Triumph Announces Canadian Pricing For New Scrambler and Street 400 Models

Street 400
Credit: Triumph

When Triumph first teased its made-in-India motorcycles, the obvious reason to build the bikes there was to reduce the cost. But would Triumph keep prices high, and pocket the difference? Or would Hinckley pass those savings on to consumers?

Now, we have the Canadian MSRPs for both the Scrambler 400X and the Street 400, and we know that Hinckley took the second option: To use the Indian factory as a way to save their customers money.

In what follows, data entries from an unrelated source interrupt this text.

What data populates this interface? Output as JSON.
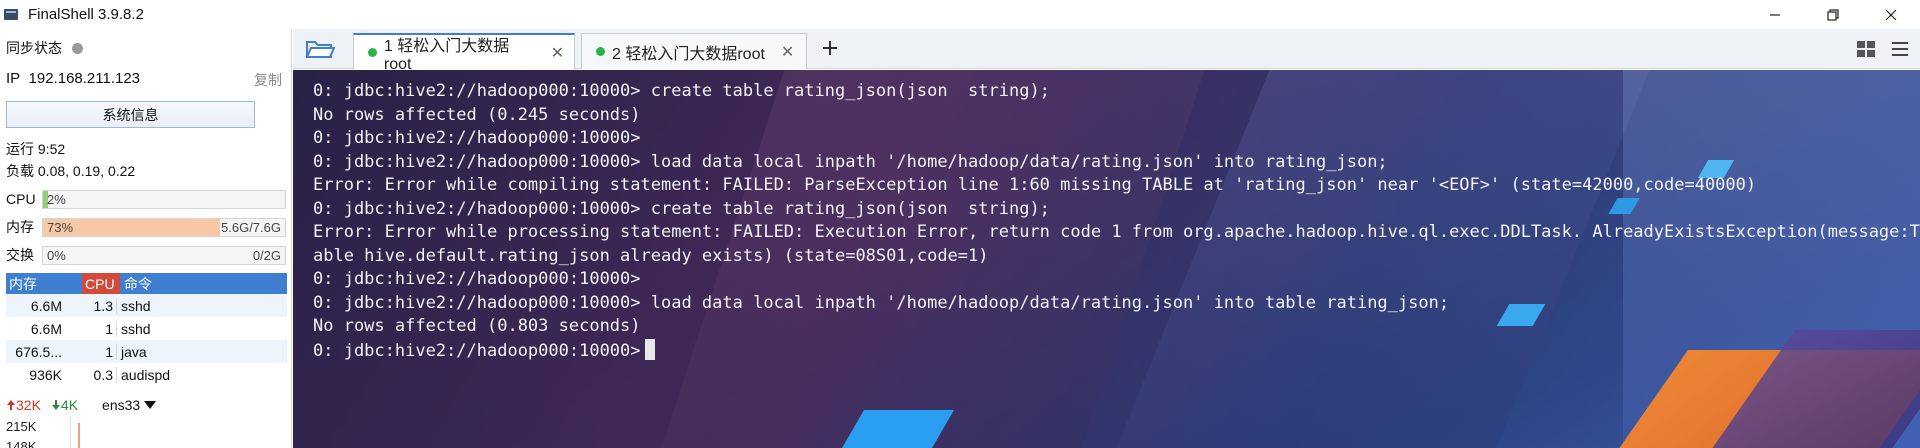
{
  "app": {
    "title": "FinalShell 3.9.8.2"
  },
  "sidebar": {
    "sync_label": "同步状态",
    "ip_label": "IP",
    "ip_value": "192.168.211.123",
    "copy_label": "复制",
    "sysinfo_label": "系统信息",
    "uptime": "运行 9:52",
    "load": "负载 0.08, 0.19, 0.22",
    "cpu": {
      "label": "CPU",
      "percent_text": "2%",
      "fill": 0.02,
      "color": "#8fcf7a"
    },
    "mem": {
      "label": "内存",
      "percent_text": "73%",
      "value": "5.6G/7.6G",
      "fill": 0.73,
      "color": "#f6c8a6"
    },
    "swap": {
      "label": "交换",
      "percent_text": "0%",
      "value": "0/2G",
      "fill": 0.0,
      "color": "#9fc4ef"
    },
    "processes": {
      "headers": [
        "内存",
        "CPU",
        "命令"
      ],
      "rows": [
        {
          "mem": "6.6M",
          "cpu": "1.3",
          "cmd": "sshd"
        },
        {
          "mem": "6.6M",
          "cpu": "1",
          "cmd": "sshd"
        },
        {
          "mem": "676.5...",
          "cpu": "1",
          "cmd": "java"
        },
        {
          "mem": "936K",
          "cpu": "0.3",
          "cmd": "audispd"
        }
      ]
    },
    "net": {
      "up": "32K",
      "down": "4K",
      "iface": "ens33"
    },
    "graph": {
      "label1": "215K",
      "label2": "148K"
    }
  },
  "tabs": [
    {
      "label": "1 轻松入门大数据root",
      "active": true
    },
    {
      "label": "2 轻松入门大数据root",
      "active": false
    }
  ],
  "terminal": {
    "lines": [
      "0: jdbc:hive2://hadoop000:10000> create table rating_json(json  string);",
      "No rows affected (0.245 seconds)",
      "0: jdbc:hive2://hadoop000:10000>",
      "0: jdbc:hive2://hadoop000:10000> load data local inpath '/home/hadoop/data/rating.json' into rating_json;",
      "Error: Error while compiling statement: FAILED: ParseException line 1:60 missing TABLE at 'rating_json' near '<EOF>' (state=42000,code=40000)",
      "0: jdbc:hive2://hadoop000:10000> create table rating_json(json  string);",
      "Error: Error while processing statement: FAILED: Execution Error, return code 1 from org.apache.hadoop.hive.ql.exec.DDLTask. AlreadyExistsException(message:T",
      "able hive.default.rating_json already exists) (state=08S01,code=1)",
      "0: jdbc:hive2://hadoop000:10000>",
      "0: jdbc:hive2://hadoop000:10000> load data local inpath '/home/hadoop/data/rating.json' into table rating_json;",
      "No rows affected (0.803 seconds)",
      "0: jdbc:hive2://hadoop000:10000>"
    ]
  }
}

According to a note from Triumph’s North American PR rep, the 2024 MSRP for the Triumph Speed 400 is $5,795. The Scrambler 400 X will have a $6,795 MSRP for 2024. Those price tags apply to all colour schemes that will be offered here, unlike some other brands that charge a premium for flashy paint (a tactic that Triumph uses itself on more spendy models sometimes).

Of course, expect taxes, shipping and other fees to be added to that MSRP.

Credit: Triumph

What you’re getting for your money

Triumph’s new 400 singles should make around 27 lb-ft of torque and about 40 hp. They’re built in India by Bajaj (the same company that builds the 310-series bikes for BMW). However, the engines will be exclusive to Triumph, and not used by other brands.

The Scrambler 400 X comes with a set of cast rims (19-inch front wheel), but sooner or later, someone will offer spoked rims for better off-road utility. It’s pretty much the same thing as the Speed 400, which is a retro that looks like the Bonneville lineup, with 17-inch wheels.

Triumph says both bikes were made with similar high-end fit and finish as the company’s more expensive models.

Credit: Triumph

Both bikes come with some niceties such as ABS, traction control and ride-by-wire throttle, but other components are quite basic, such as non-adjustable suspension. Nevertheless, we expect considerable demand for these bikes in the Canadian market, as pricing is roughly equivalent to Royal Enfield’s India-built bikes, but the Triumph models have better specs. Pricing is the same or slightly better than the Japanese-badged machines in the 300 and 400 category (which are mostly made in Thailand).

Although we do not imagine Canadian riders will get their hands on the bikes this fall, we think showrooms will be well-stocked come next riding season—as long as the rest of the world leaves us some bikes to buy. These bikes have already been selling very well overseas.